Unionsfraktionschef Thorsten Frei hält an der geplanten Abschaffung der abschlagsfreien Frührente nach 45 Beitragsjahren fest, fordert dabei jedoch soziale Ausnahmen. Gegenüber der Funke Mediengruppe sagte der CDU-Politiker, bei einem Ende der sogenannten „Rente mit 63“ sei eine Härtefallregelung notwendig. Auch über Übergangsfristen müsse gesprochen werden.
Diese Punkte finden sich bereits in den Vorschlägen der von der Bundesregierung eingesetzten Alterssicherungskommission. Die Experten empfehlen besondere Regelungen für Versicherte, die aus gesundheitlichen Gründen nicht bis zum regulären Rentenalter arbeiten können. Zudem müsse es einen Vertrauensschutz für Menschen geben, die kurz vor dem Eintritt in den Ruhestand stehen. Konkrete Modelle nennt die Kommission zwar nicht, sie spricht sich aber dafür aus, die abschlagsfreie Frührente so bald wie möglich zu beenden.

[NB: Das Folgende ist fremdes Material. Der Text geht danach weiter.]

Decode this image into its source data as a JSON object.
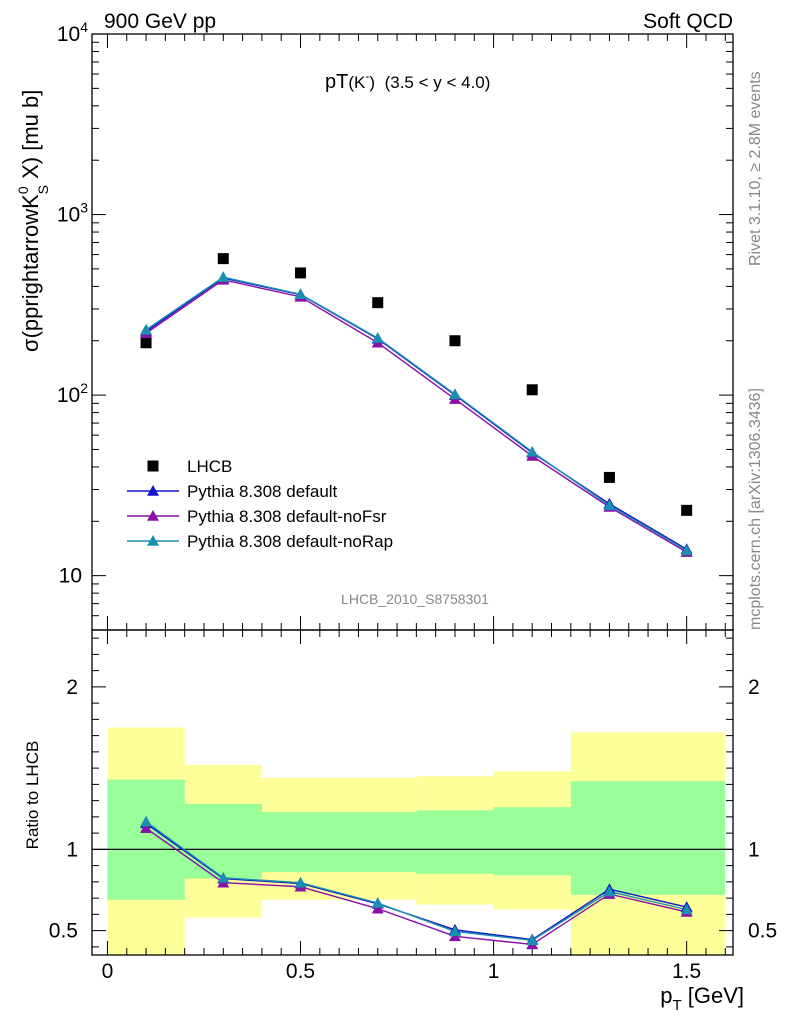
{
  "header": {
    "left": "900 GeV pp",
    "right": "Soft QCD"
  },
  "side_labels": {
    "rivet": "Rivet 3.1.10, ≥ 2.8M events",
    "mcplots": "mcplots.cern.ch [arXiv:1306.3436]"
  },
  "analysis_id": "LHCB_2010_S8758301",
  "chart_data": [
    {
      "type": "scatter",
      "title_main": "pT",
      "title_particle": "(K",
      "title_particle_sup": "-",
      "title_particle_close": ")",
      "title_range": "(3.5 < y < 4.0)",
      "ylabel_prefix": "σ(pprightarrowK",
      "ylabel_sup": "0",
      "ylabel_sub": "S",
      "ylabel_suffix": " X) [mu b]",
      "yscale": "log",
      "ylim": [
        5,
        10000
      ],
      "xlim": [
        -0.04,
        1.62
      ],
      "y_ticks": [
        {
          "v": 10,
          "base": "10",
          "exp": ""
        },
        {
          "v": 100,
          "base": "10",
          "exp": "2"
        },
        {
          "v": 1000,
          "base": "10",
          "exp": "3"
        },
        {
          "v": 10000,
          "base": "10",
          "exp": "4"
        }
      ],
      "x": [
        0.1,
        0.3,
        0.5,
        0.7,
        0.9,
        1.1,
        1.3,
        1.5
      ],
      "series": [
        {
          "name": "LHCB",
          "marker": "square",
          "color": "#000000",
          "values": [
            195,
            570,
            475,
            325,
            200,
            107,
            35,
            23
          ]
        },
        {
          "name": "Pythia 8.308 default",
          "marker": "triangle",
          "color": "#1515c8",
          "values": [
            225,
            445,
            360,
            205,
            100,
            48,
            25,
            14
          ]
        },
        {
          "name": "Pythia 8.308 default-noFsr",
          "marker": "triangle",
          "color": "#8a10a8",
          "values": [
            220,
            435,
            350,
            195,
            95,
            46,
            24,
            13.5
          ]
        },
        {
          "name": "Pythia 8.308 default-noRap",
          "marker": "triangle",
          "color": "#1a8fb0",
          "values": [
            230,
            450,
            362,
            207,
            101,
            48.5,
            24.5,
            13.8
          ]
        }
      ],
      "legend_placement": "lower-left"
    },
    {
      "type": "line",
      "ylabel": "Ratio to LHCB",
      "xlabel_base": "p",
      "xlabel_sub": "T",
      "xlabel_suffix": " [GeV]",
      "ylim": [
        0.35,
        2.35
      ],
      "xlim": [
        -0.04,
        1.62
      ],
      "y_ticks": [
        {
          "v": 0.5,
          "label": "0.5"
        },
        {
          "v": 1,
          "label": "1"
        },
        {
          "v": 2,
          "label": "2"
        }
      ],
      "x_ticks": [
        {
          "v": 0,
          "label": "0"
        },
        {
          "v": 0.5,
          "label": "0.5"
        },
        {
          "v": 1,
          "label": "1"
        },
        {
          "v": 1.5,
          "label": "1.5"
        }
      ],
      "bands": [
        {
          "x0": 0.0,
          "x1": 0.2,
          "yellow": [
            0.35,
            1.75
          ],
          "green": [
            0.69,
            1.43
          ]
        },
        {
          "x0": 0.2,
          "x1": 0.4,
          "yellow": [
            0.58,
            1.52
          ],
          "green": [
            0.82,
            1.28
          ]
        },
        {
          "x0": 0.4,
          "x1": 0.8,
          "yellow": [
            0.69,
            1.44
          ],
          "green": [
            0.86,
            1.23
          ]
        },
        {
          "x0": 0.8,
          "x1": 1.0,
          "yellow": [
            0.66,
            1.45
          ],
          "green": [
            0.85,
            1.24
          ]
        },
        {
          "x0": 1.0,
          "x1": 1.2,
          "yellow": [
            0.63,
            1.48
          ],
          "green": [
            0.84,
            1.26
          ]
        },
        {
          "x0": 1.2,
          "x1": 1.6,
          "yellow": [
            0.35,
            1.72
          ],
          "green": [
            0.72,
            1.42
          ]
        }
      ],
      "x": [
        0.1,
        0.3,
        0.5,
        0.7,
        0.9,
        1.1,
        1.3,
        1.5
      ],
      "series": [
        {
          "name": "Pythia 8.308 default",
          "color": "#1515c8",
          "values": [
            1.16,
            0.82,
            0.79,
            0.665,
            0.505,
            0.445,
            0.755,
            0.645
          ]
        },
        {
          "name": "Pythia 8.308 default-noFsr",
          "color": "#8a10a8",
          "values": [
            1.13,
            0.795,
            0.77,
            0.635,
            0.465,
            0.415,
            0.725,
            0.615
          ]
        },
        {
          "name": "Pythia 8.308 default-noRap",
          "color": "#1a8fb0",
          "values": [
            1.17,
            0.825,
            0.795,
            0.67,
            0.495,
            0.44,
            0.74,
            0.63
          ]
        }
      ]
    }
  ],
  "colors": {
    "band_yellow": "#ffff99",
    "band_green": "#99ff99"
  }
}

Die Möglichkeit, nach 45 Beitragsjahren ohne Abschläge früher in Rente zu gehen, gehört zu den zentralen Streitpunkten der geplanten Rentenreform. Aktuell ist dies mit 64,5 Jahren möglich, auch wenn weiterhin meist von der „Rente mit 63“ gesprochen wird. Bundeskanzler Friedrich Merz und Arbeitsministerin Bärbel Bas hatten sich im Juli dafür ausgesprochen, das Reformkonzept vollständig umzusetzen. Gerade beim geplanten Aus für die Frührente regt sich jedoch deutlicher Widerstand.
Voigt verlangt Nachbesserungen
Thüringens Ministerpräsident Mario Voigt bekräftigte seine Forderung nach Änderungen an dem Vorhaben. Im Gespräch mit dem Stern sagte der CDU-Politiker, die derzeitige Regelung sei nicht in jedem Fall treffsicher und habe auch Mitnahmeeffekte erzeugt. Deshalb wolle man über Übergangsmodelle, Härtefallregelungen und eine präzisere Ausgestaltung sprechen.

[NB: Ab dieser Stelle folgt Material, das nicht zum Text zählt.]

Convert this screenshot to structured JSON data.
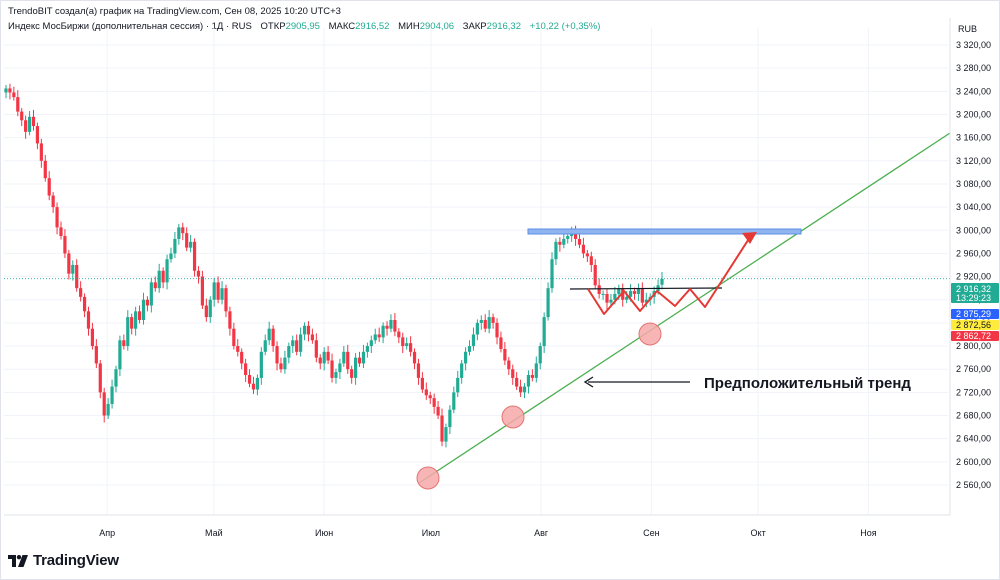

Voigt hatte die Debatte in der vergangenen Woche gemeinsam mit den Ministerpräsidenten von Sachsen und Sachsen-Anhalt, Michael Kretschmer und Sven Schulze (alle CDU), angestoßen. Sie hatten sich offen gegen eine vollständige Abschaffung der Frührente ausgesprochen. Unterstützung bekamen sie anschließend auch von mehreren anderen Länderchefs, darunter Politiker der SPD.
Frei wirbt für das Gesamtpaket
Thorsten Frei stellte demgegenüber die Bedeutung des gesamten Reformvorhabens heraus. Die Empfehlungen der Alterssicherungskommission seien ein sorgfältig austarierter Kompromiss – sowohl zwischen Union und SPD als auch zwischen den Generationen, sagte er. Würde man einzelne Bestandteile herauslösen, könne das das gesamte Projekt gefährden.
Nach Ansicht Freis sprechen viele Gründe dafür, die Vorschläge vollständig umzusetzen. Das Rentenpaket, das nun vorliege, habe aus seiner Sicht sogar „das Zeug zu einer Jahrhundertreform“.